The oil crisis is directly affecting emerging markets and their growth, deepening recessions such as that of Brazil, which could have a knock-on effect on the rest of Latin America. The economic slowdown in China has unnerved the rest of the world and, though it has recently improved slightly, the halt in consumption is worrying.
Meanwhile, in the Eurozone these concerns appear to have further affected the outlook of emerging economies. The financial instability seen at the beginning of the year and the economic information at hand, point to lower growth for the first quarter than previously forecast a few months ago.
The outlook in the medium term seems to indicate a gradual recovery, with monetary policy continuing to show signs of expanding. In addition, the recent worsening of the international geopolitical scenario and the increase in uncertainty of the changes to the Eurozone economy suggest that these forecasts could be subject to a downturn.

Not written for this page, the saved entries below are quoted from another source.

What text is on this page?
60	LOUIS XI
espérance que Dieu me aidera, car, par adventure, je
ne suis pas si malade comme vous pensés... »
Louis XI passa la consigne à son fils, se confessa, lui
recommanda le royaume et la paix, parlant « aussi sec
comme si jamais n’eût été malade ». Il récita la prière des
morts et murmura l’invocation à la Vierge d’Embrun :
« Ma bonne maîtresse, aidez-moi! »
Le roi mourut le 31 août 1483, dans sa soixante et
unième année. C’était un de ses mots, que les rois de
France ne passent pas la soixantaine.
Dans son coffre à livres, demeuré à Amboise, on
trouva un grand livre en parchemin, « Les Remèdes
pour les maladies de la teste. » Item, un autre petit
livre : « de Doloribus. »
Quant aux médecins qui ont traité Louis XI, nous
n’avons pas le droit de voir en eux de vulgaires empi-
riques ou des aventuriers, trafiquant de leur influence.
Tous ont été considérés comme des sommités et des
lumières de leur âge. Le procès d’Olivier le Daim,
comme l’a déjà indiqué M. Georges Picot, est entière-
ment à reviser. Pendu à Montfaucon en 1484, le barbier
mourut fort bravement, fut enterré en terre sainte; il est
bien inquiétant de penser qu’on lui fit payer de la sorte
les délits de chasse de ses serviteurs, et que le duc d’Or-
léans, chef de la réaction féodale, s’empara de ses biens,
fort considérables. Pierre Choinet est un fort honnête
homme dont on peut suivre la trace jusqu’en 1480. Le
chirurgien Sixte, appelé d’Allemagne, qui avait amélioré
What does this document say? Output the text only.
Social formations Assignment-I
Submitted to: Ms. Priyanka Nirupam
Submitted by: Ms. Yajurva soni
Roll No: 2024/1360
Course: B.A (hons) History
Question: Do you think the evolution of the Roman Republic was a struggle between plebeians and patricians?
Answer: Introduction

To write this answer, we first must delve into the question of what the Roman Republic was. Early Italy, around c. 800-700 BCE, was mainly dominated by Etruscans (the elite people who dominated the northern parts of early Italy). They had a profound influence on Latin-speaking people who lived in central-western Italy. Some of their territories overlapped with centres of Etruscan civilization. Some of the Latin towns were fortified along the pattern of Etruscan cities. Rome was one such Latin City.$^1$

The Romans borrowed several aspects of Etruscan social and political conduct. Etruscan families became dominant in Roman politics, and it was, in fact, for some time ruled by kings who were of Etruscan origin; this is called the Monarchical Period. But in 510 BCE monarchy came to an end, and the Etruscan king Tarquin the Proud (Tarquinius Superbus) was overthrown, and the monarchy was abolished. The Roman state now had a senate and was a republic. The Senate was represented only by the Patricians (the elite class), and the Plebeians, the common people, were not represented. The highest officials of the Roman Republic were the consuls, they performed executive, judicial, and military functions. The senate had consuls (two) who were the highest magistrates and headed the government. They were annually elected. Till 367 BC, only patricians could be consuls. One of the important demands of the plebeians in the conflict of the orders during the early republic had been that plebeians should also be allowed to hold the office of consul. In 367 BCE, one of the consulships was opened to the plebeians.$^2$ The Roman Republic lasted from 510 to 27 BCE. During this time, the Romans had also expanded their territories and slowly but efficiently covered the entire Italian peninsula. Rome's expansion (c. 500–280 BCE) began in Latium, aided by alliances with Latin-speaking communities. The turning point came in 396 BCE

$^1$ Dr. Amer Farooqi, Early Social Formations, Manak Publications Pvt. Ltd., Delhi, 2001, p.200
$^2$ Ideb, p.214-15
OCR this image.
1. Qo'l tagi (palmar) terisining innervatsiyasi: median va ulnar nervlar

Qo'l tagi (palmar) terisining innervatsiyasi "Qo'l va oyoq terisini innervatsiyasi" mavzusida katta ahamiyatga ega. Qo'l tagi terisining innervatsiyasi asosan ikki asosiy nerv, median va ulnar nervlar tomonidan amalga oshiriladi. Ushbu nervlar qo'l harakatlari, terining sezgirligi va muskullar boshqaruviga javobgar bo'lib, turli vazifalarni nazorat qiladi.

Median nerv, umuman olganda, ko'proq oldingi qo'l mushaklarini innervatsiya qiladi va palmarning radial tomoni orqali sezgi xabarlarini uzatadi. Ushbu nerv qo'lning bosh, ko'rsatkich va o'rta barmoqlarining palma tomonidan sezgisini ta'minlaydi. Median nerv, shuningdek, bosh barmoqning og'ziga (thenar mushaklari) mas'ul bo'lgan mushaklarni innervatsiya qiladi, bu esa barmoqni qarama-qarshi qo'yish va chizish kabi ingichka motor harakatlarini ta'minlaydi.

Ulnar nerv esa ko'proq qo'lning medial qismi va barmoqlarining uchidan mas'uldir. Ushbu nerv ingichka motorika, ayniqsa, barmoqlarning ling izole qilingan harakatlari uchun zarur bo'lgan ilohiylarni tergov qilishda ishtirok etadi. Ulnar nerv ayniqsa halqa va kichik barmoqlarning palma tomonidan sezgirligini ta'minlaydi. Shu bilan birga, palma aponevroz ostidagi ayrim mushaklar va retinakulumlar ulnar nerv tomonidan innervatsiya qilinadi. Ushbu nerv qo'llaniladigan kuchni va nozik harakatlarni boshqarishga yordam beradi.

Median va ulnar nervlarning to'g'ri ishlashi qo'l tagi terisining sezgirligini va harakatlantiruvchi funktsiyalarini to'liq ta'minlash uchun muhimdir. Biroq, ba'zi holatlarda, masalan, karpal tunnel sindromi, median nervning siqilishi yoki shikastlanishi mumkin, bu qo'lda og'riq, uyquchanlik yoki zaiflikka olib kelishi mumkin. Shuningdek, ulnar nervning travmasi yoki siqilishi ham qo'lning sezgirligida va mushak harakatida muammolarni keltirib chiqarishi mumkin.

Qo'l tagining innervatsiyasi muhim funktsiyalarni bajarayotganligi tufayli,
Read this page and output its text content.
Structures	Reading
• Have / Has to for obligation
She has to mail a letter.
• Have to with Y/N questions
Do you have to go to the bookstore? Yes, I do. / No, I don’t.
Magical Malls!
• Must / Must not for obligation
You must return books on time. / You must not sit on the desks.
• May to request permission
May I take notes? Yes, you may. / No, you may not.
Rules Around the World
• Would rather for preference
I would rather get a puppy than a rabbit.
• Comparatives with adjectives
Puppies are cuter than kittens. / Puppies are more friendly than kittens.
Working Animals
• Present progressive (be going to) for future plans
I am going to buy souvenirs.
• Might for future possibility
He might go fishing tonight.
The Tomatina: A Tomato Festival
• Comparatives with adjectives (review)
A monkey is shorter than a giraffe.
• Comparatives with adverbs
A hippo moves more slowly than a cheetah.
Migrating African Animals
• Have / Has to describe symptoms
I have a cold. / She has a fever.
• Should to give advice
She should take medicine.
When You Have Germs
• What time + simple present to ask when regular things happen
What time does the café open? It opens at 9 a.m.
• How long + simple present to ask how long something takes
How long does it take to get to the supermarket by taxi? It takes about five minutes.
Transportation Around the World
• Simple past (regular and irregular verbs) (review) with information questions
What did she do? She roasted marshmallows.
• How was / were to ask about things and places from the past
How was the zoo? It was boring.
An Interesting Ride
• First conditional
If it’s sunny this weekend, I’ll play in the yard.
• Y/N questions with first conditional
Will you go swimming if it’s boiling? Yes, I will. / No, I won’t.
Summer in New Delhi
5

Though growth in Spain is expected to slow in the coming years, lowering the strong position it currently holds in the Eurozone, and the unemployment rate remains high at around 20%, it continues to drive growth. This year Spain will be the developed economy with the highest growth this year, even ahead of the United States. GDP will increase by 2.7%. And although the IMF has reduced its growth forecasts for all the main economies, Spain has seen the lowest adjustments, just one tenth of a per cent. It is worth noting that private consumption and residential construction are the two areas in which the greatest growth is forecast.
Nevertheless, political uncertainty continues to cast a shadow over Spain’s future. This is one of the factors of most concern to the IMF, in particular if this situation continues to drag out over time.
Madrid grew by 3.4% in 2015, with the service sector being one of the main drivers, in which there was increased job creation, while the construction sector also saw a considerable improvement growing by more than 4%.
The improvement in GDP has been driven by good household and business spending, which has, among other factors, improved financial terms and conditions. Household income in particular has been bolstered by the fall in oil prices, the increase in employment and, to a lesser extent, the introduction of various budgetary measures.
In terms of the job market, the increase in the number of workers affiliated to Social Security suggests that employment levels will continue to grow as in 2015. There has been a considerable fall in the unemployment rate in Community of Madrid, where it currently stands at 16.5%.
In terms of prices, the CPI is expected to fall to 0.1% in 2016. The first months of the year have seen the CPI return to negative year-on-year levels.
The Euribor is at an all time low, the Consumer Price Index and inflation have remained flat and the unchanging market activity rate in 2015, all contribute to a scenario that supports the continued recovery of the residential market in the medium-term.